Seçim bitti, ama tartışma bitmedi. Öyle anlaşılıyor ki, Ocak ayına kadar da bitmeyecek. Seçim sonrası ortalık sakinleşir belki diye düşünenler vardı, şimdi herkes işlerin daha da kötüleşmekte olduğunu görerek paniğe kapılmaya başladılar. Her iki kanatta Siyonistlere yaranma çabasındalar. Bu da İsrail’i daha da saldırganlaştırıyor, uzlaşmadan uzaklaştırıyor.
Gelinen noktada İsrail’in Lübnan, Suriye, Ürdün ve Mısır’a doğru sınırlarını genişletecek. İşgal altındaki topraklarındaki öbek öbek dağınık vaziyetteki diğer Filistinlileri de burada mecburi iskâna tabi tuttuktan sonra, Kuzey Gazze’yi işgal edip Güneyi de Mısır ve FKÖ’nün kontrolüne verdikten sonra, FKÖ’den ibaret bir Filistin devletini tanıyacak.
Bu kukla devletçikte sadece Filistinliler değil, Yahudi olmayan, gayrimüslim unsurlardan oluşan, Dürzi, Maruni, Falanjist vb. herkesi ve Arap, Kürt, Fars, Yemen Yahudi’leri, Falaşa’ları, kriminal risk grubunu da bu bölgede iskan edecek.

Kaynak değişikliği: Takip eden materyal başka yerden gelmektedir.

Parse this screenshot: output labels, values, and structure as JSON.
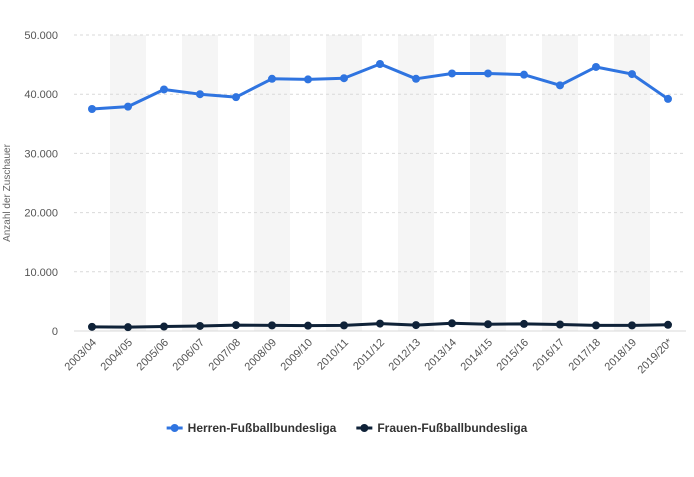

Ürdün dahil, Diasporadan vatandaş alınmayacak. İzzeddin Kassam’ı terörist olarak ilan ettiği için onlarla savaşı bitmeyecek. HAMAS yönetimi ve onlarla ilişkili herkes tehcir edecekler. Kuzey Gazze ve Gazze çevresindeki yerleşim bölgelerini yeni bir imar planı ile İmara açmayı planlıyorlar.
Gazze’nin kalanını Mısır'a bağlayacaklar ve burada HAMAS’la bağlantısı olmayanlar kalacak. Onların asayiş, güvenlik, silahların toplanması ve yönetimi Mısır ve FKÖ’nün kuracağı Filistin hükümetine aid olacak. Şimdi böyle bir plan üzerinde çalışıyorlar. Tam da böyle bir zamanda Suudi Arabistan’da Olağanüstü Arab zirvesi toplandı. Hemen öncesinde Katar, HAMAS ile İsrail arasında Arabuluculuktan çekildi. Zirvede barış, Kalıcı barış, Filistin devletinin tanınması, İnsani yardımların ulaştırılması, Ateşkes, esirlerin mübadelesi, İsrail’e askeri malzeme sevkiyatının durdurulması gibi konularda bildik sözler tekrarlandı. İsrail sert bir şekilde kınandı, protesto edildi, uluslararası örgütlerden yaptırım uygulanması talep edildi, bilmem kaçıncı kez.
Trump’un İsrail’e göndermeyi düşündüğü büyükelçi, tam bir Siyonist. Bir an önce Hamas’ın varlığının sona erdirilmesini savunuyor. Ona göre “Batı Şeria” diye bir yer yok. Orası İsrail’e aid “Yahuda ve Samara. Yani yeni ABD büyükelçisi Netanyahu’dan daha Yahudi. Trump’un yeni dışişleri bakanı da öyle.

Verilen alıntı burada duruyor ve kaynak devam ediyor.